Learning the Covariance of Treatment Effects Across Many Weak Experiments

When primary objectives are insensitive or delayed, experimenters may instead focus on proxy metrics derived from secondary outcomes. For example, technology companies often infer long-term impacts of product interventions from their effects on weighted indices of short-term user engagement signals. We consider meta-analysis of many historical experiments to learn the covariance of treatment effects on different outcomes, which can support the construction of such proxies. Even when experiments are plentiful and large, if treatment effects are weak, the sample covariance of estimated treatment effects across experiments can be highly biased and remains inconsistent even as more experiments are considered. We overcome this by using techniques inspired by weak instrumental variable analysis, which we show can reliably estimate parameters of interest, even without a structural model. We show the Limited Information Maximum Likelihood (LIML) estimator learns a parameter that is equivalent to fitting total least squares to a transformation of the scatterplot of estimated treatment effects, and that Jackknife Instrumental Variables Estimation (JIVE) learns another parameter that can be computed from the average of Jackknifed covariance matrices across experiments.

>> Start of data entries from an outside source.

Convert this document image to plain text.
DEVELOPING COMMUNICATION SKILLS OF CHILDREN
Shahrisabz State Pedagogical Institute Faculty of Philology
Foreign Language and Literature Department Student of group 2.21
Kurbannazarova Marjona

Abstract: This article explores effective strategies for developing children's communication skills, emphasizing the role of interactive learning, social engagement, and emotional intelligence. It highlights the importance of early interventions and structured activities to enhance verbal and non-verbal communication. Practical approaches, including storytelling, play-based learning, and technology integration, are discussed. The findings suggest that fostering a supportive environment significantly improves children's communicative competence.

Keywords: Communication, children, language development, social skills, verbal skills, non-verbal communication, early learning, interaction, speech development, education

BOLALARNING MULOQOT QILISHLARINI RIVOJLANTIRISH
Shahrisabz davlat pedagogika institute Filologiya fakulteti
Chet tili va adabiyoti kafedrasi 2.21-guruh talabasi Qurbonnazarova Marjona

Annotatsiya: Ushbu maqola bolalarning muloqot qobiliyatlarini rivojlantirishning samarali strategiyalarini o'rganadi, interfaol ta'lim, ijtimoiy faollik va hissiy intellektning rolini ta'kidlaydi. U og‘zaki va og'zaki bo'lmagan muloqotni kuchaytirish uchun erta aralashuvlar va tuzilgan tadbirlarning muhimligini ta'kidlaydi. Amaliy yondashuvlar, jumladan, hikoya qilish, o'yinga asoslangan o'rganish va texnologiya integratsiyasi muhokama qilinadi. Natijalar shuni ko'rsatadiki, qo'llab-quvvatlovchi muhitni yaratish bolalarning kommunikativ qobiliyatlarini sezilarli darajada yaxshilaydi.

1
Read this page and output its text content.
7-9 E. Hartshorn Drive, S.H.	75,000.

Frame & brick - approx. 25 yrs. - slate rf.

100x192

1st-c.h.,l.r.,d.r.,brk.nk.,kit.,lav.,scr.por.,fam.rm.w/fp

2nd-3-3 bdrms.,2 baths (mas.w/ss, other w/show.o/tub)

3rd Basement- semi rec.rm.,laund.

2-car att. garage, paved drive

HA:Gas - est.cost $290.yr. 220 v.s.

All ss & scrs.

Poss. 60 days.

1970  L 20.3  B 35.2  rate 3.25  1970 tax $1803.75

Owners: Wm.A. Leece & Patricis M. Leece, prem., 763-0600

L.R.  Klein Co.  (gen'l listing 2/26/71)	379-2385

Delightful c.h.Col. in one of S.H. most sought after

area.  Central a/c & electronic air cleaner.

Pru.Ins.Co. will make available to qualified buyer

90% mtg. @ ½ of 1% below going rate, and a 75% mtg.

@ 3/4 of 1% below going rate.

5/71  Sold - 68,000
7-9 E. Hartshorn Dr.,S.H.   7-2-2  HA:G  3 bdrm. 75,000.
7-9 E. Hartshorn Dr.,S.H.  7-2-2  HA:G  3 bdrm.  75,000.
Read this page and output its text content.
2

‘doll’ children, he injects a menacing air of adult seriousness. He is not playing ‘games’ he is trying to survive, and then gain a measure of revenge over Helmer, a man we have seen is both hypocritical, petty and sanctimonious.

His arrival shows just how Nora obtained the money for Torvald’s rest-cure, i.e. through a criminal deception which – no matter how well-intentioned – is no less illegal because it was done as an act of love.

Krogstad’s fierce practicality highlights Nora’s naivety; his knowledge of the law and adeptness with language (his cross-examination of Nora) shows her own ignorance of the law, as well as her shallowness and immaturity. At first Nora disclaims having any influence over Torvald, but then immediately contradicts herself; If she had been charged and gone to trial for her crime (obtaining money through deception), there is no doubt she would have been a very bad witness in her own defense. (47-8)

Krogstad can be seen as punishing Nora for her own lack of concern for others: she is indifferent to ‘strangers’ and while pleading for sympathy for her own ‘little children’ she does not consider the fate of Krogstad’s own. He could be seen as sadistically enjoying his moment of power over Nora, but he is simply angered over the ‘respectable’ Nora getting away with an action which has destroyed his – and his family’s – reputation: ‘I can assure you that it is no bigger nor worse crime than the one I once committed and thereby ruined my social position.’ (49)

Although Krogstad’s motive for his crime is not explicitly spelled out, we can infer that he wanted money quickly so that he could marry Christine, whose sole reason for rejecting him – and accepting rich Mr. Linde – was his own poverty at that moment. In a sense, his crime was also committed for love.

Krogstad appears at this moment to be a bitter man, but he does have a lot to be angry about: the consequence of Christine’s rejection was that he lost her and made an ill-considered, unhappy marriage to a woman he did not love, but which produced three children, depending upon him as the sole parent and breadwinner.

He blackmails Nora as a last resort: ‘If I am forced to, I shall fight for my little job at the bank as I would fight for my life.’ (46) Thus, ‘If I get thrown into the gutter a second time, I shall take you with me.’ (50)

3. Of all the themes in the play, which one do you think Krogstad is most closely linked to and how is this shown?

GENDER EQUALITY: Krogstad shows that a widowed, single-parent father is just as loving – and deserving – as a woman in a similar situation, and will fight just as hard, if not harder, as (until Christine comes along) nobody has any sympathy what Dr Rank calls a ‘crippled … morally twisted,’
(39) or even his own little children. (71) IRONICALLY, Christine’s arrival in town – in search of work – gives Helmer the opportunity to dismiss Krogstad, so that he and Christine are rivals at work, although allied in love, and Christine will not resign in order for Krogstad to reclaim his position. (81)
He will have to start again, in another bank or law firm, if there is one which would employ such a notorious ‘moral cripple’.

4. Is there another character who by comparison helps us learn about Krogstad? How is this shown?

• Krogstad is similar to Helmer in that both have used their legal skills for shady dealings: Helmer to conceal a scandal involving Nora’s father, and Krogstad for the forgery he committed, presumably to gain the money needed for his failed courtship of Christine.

We also present a total-covariance-based estimator for the latter estimand under homoskedasticity, which we show is equivalent to a k-class estimator. We show how these parameters relate to causal quantities and can be used to construct unbiased proxy metrics under a structural model with both direct and indirect effects subject to the INstrument Strength Independent of Direct Effect (INSIDE) assumption of Mendelian randomization. Lastly, we discuss the application of our methods at Netflix.